In reply to this the objection may be raised that we are not the Church of God, and that we cannot take the ground of being authorized to “bind” or “loose,” that we can only “withdraw” from such a person. But what is withdrawing from the wicked person but putting him away? As I have said, the whole company may take part with the evildoer, and I have no other resource but to leave them. I cannot purge the evil out of the company, but I can purge out myself. But as far as I am concerned the result is the same.

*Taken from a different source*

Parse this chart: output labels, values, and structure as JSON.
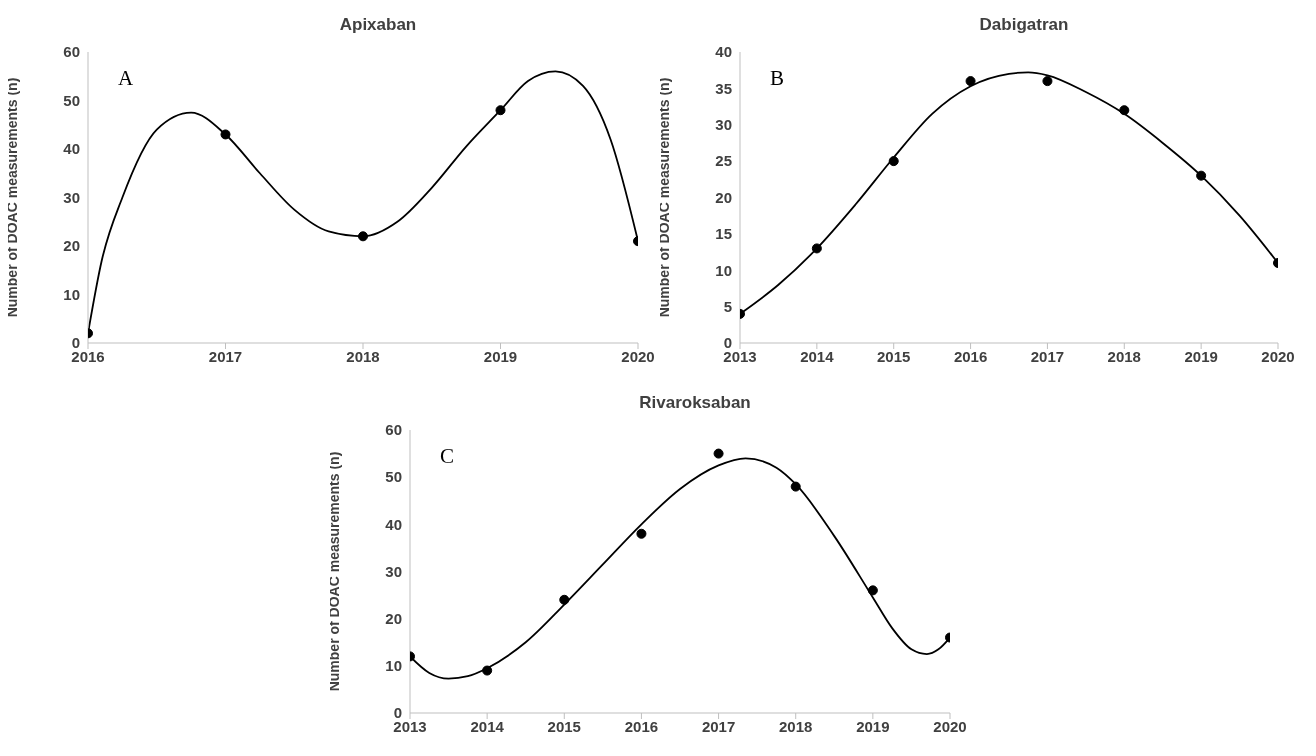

But it is wrong to say that we cannot carry out the commandment in 1 Corinthians 5, unless we can rightly claim to be the Church of God in the place. What then does Paul mean when he puts this obligation upon all that in every place call upon the name of Jesus Christ our Lord? Do we not call upon that Name? Are we not addressed in that epistle? Who can deny it? Are we now under another dispensation? Are the commandments of the Lord through His apostle no longer obligatory? But whether you put away the wicked person or withdraw from him, the result is the same, as far as you are concerned.

I should not associate with people who refused to judge evil. The truth is that it is sometimes seen that where saints are occupied with the right way in which they should judge evil, they have no great difficulty in finding a way in which they can judge the good. At this work some have proved themselves adepts.

If people will not judge evil when they know it, I dare not associate with them, even though individuals among them declared they abominated it. The way to show that the evil is really abominated by me is by my leaving all who refuse to judge it. Where saints meet on principles opposed to holiness and truth, I should neither go with them nor receive a letter of commendation from them. How could I tell that the person they commend is not the wicked person himself?

But it may be said that we receive from the various systems of religion those who are godly. Yes, but I should receive no letter commending such from anyone in such associations. Such a person would be received as a godly believer who knew not the evil of the system to which he belonged. If, when it was clearly pointed out to him, he still adhered to it, he should be refused.

I think it is not too much to demand, from any professing to be gathered to the name of the Lord, that they refuse, not only the evil teacher, but all who associate with him. Nothing but this can show that such are clear of the evil.

As long as this dispensation lasts it must be incumbent upon all saints to put out of their midst evildoers. If the gathering where I am refused to do this I must purge myself from it. Let us not waste precious time discussing foolish questions. 2 Timothy 2 describes a state of things which existed in Paul’s day, and to say that in that early hour 1 Corinthians 5 was obsolete is the height of absurdity.